Surprisingly, after this incident, I did not develop a phobia of snakes. Rather, I have developed a certain wariness about compost. Since we have moved back to the United States, I have yet to take the food waste out to the compost pile. I can’t tell if this is because it is my small, silent rebellion against all of the sandal-and-socks morality that my parents embrace, or if it is the latent fear of opening that ugly black plastic lid to find another pair of equally enthralling eyes.

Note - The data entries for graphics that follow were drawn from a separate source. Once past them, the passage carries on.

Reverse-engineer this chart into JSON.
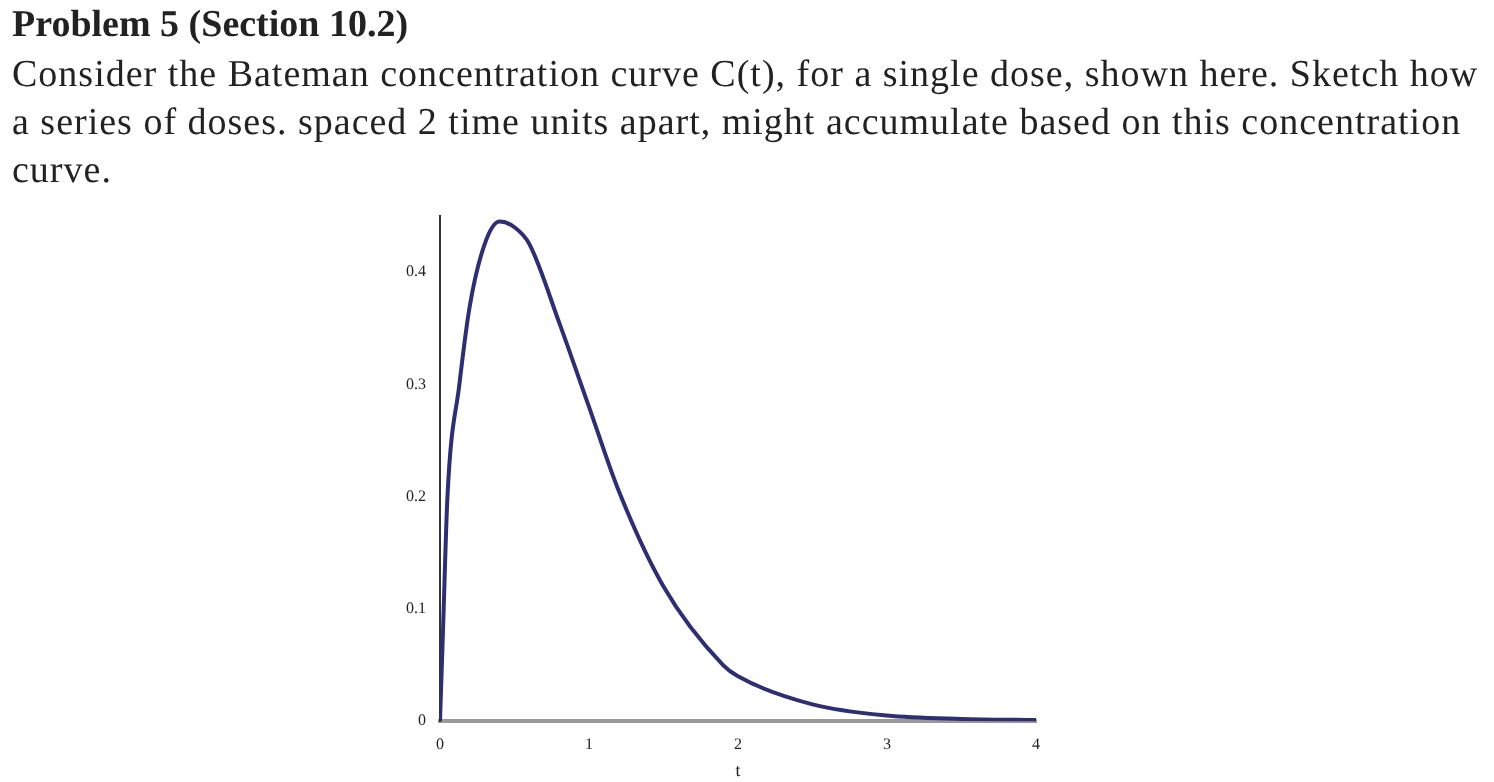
{
  "chart_data": {
    "type": "line",
    "title": "Problem 5 (Section 10.2)",
    "subtitle": "Consider the Bateman concentration curve C(t), for a single dose, shown here. Sketch how a series of doses. spaced 2 time units apart, might accumulate based on this concentration curve.",
    "xlabel": "t",
    "series": [
      {
        "color": "#2e2e72",
        "x": [
          0,
          0.02,
          0.05,
          0.13,
          0.2,
          0.3,
          0.4,
          0.5,
          0.6,
          0.8,
          1.0,
          1.2,
          1.5,
          1.9,
          2.0,
          2.5,
          3.0,
          3.5,
          4.0
        ],
        "values": [
          0,
          0.08,
          0.2,
          0.3,
          0.37,
          0.425,
          0.445,
          0.44,
          0.425,
          0.355,
          0.28,
          0.205,
          0.12,
          0.05,
          0.04,
          0.015,
          0.005,
          0.002,
          0.001
        ]
      }
    ],
    "xlim": [
      0,
      4
    ],
    "xticks": [
      0,
      1,
      2,
      3,
      4
    ],
    "ylim": [
      0,
      0.45
    ],
    "yticks": [
      0,
      0.1,
      0.2,
      0.3,
      0.4
    ],
    "grid": false,
    "legend": false,
    "marker": "none",
    "line_style": "solid"
  }
}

Whichever it is, there are no ugly black plastic lids here at Yale. There is compost—certainly—and I celebrated with as much vigor as my peers when compost bins were introduced in the dining halls. But there is no walk across the pachysandra, or the sand. There are no eyes; there is no clench of your lungs and sudden overwhelming urge to simultaneously squeeze your eyes shut in some juvenile hide-and-seek and to open them as wide as you can, to drink in the glossy lines of this resting creature. There is no question punctuated with an exclamation point:
“What is this! What is it doing here! Why!”
There is simply a chute, and the compost falls through it into a netherworld beneath a smooth black marble counter, and is gone.

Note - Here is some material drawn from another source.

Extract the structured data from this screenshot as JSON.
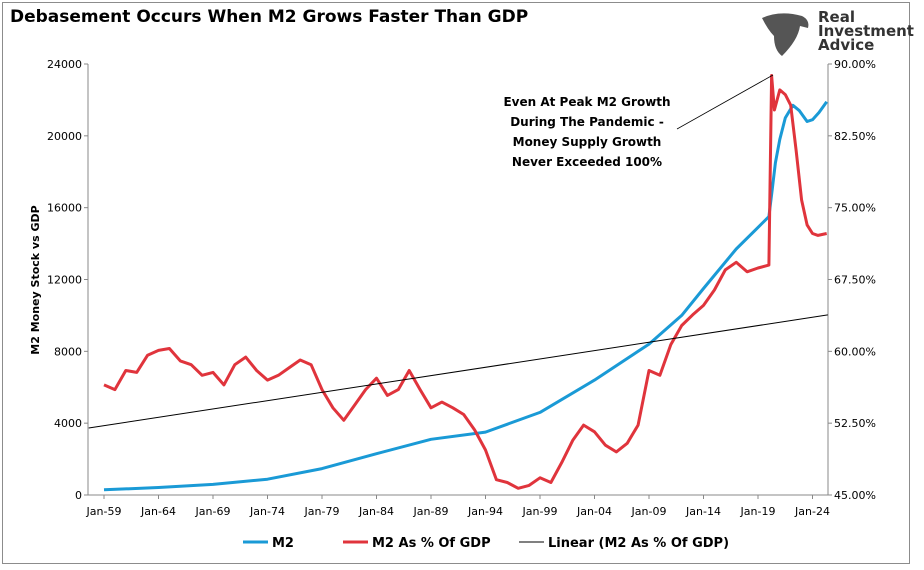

I did not think of the black mamba for a long time. In college so far, I have indulged a secret fascination with the foods that for so long were only distant visions across the table; at Walgreens I purchased my very own Lunchables and ate it with bite-sized relish and secretive ecstasy. I dutifully scrape my uneaten food (of which there is little) into the circular compost hole, and down it goes, into the depths, out of my sight.
I did not think of the black mamba until this evening.

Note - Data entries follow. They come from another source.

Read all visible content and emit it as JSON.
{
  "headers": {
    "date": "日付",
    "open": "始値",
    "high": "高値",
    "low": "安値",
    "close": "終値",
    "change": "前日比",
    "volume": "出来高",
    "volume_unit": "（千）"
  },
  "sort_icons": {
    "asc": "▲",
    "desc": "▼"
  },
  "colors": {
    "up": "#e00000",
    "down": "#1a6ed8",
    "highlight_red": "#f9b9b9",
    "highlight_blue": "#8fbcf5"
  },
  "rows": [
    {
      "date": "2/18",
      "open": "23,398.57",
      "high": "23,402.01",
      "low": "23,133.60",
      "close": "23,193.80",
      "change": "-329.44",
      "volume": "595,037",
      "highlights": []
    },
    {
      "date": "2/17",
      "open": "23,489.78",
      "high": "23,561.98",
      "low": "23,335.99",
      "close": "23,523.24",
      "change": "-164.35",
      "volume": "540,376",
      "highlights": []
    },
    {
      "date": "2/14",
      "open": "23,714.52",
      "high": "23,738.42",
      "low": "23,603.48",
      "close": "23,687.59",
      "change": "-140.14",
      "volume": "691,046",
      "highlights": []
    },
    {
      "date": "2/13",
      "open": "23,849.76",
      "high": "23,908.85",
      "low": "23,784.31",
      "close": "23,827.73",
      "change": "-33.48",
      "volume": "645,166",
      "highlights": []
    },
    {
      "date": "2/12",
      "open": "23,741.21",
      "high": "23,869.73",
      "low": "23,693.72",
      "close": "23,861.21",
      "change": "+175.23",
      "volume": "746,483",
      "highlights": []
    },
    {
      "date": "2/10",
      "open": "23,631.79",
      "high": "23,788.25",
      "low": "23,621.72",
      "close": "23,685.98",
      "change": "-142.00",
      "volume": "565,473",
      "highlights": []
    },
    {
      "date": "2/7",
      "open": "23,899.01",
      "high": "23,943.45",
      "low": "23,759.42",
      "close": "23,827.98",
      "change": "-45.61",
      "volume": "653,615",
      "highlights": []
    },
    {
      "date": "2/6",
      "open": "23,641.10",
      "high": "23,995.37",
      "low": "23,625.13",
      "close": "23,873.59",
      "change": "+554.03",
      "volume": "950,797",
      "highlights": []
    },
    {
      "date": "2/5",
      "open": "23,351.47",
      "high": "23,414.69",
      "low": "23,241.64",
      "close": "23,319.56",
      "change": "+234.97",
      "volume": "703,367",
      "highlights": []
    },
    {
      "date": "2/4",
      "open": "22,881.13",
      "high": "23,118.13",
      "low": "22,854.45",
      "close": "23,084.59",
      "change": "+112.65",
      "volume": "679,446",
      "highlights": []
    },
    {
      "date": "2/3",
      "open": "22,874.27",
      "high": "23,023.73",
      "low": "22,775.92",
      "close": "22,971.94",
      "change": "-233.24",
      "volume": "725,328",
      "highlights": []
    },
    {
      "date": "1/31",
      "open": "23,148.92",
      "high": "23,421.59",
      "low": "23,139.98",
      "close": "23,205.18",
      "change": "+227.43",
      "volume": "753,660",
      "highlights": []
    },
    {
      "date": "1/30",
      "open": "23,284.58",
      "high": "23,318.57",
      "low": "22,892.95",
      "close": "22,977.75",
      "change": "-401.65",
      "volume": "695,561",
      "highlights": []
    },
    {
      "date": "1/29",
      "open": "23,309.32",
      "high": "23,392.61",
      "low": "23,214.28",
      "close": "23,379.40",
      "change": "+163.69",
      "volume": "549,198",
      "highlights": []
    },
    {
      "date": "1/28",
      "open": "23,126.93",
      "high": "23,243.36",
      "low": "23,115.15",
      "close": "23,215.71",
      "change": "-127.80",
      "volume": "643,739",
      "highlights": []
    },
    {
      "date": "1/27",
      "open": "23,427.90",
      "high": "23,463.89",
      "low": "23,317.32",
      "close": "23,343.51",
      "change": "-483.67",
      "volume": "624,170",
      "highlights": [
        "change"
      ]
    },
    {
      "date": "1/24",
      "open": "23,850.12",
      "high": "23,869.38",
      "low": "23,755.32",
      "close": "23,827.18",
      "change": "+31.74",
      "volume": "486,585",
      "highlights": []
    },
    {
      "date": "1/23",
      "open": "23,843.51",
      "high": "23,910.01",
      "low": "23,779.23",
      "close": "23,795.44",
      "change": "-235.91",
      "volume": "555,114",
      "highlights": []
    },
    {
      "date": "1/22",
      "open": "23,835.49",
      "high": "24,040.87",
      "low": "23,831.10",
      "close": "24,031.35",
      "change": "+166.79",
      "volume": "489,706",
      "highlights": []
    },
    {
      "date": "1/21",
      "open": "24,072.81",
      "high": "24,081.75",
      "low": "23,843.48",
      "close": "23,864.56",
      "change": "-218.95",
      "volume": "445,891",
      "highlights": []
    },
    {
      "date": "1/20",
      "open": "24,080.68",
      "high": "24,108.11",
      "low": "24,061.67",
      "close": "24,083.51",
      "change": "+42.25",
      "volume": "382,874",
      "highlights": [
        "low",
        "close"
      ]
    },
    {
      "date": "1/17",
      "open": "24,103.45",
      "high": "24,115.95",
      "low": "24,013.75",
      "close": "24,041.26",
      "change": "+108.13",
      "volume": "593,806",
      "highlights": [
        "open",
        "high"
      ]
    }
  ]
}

This evening it snowed. I walked across Old Campus in boots, nearly slipping several times. There was just enough snow to make footprints on the grass. Beside the Theodore Dwight Woolsey statue I stopped, and wondered why I had heard a sharp intake of breath from my own lungs, and there it was: drawn in neat footprints in the snow, carefully outlined, the four-armed body of a swastika.
Swastikas have little to do with compost. I say “little,” but I mean nothing. Yet in the graying darkness I looked down at it, the swastika in the snow, the line drawn by someone’s finger in a neat circle around the crooked arms, and I felt the whoosh of the exclamation points in my head, the paralytic repulsion, the knocking of air from my chest. Theodore Woolsey was unperturbed; I felt my eyes widening in the chill.
For it was oddly beautiful, these converging geometric lines in the snow, inside a circle under the stars. And my own fascination frightened me. The black mamba, with its lacquered scales and baby mouth. The swastika, with its symmetry and unity and terrifying grace, rising out of the earth itself.
“Why!” the darkness whispered, and it was a question tome.
I did not answer it. My foot extended almost against my will and wiped the swastika from the snow. It had been for my eyes alone, and the eyes of the black mamba, and the eyes of my parents, who now watch me through my own eyes.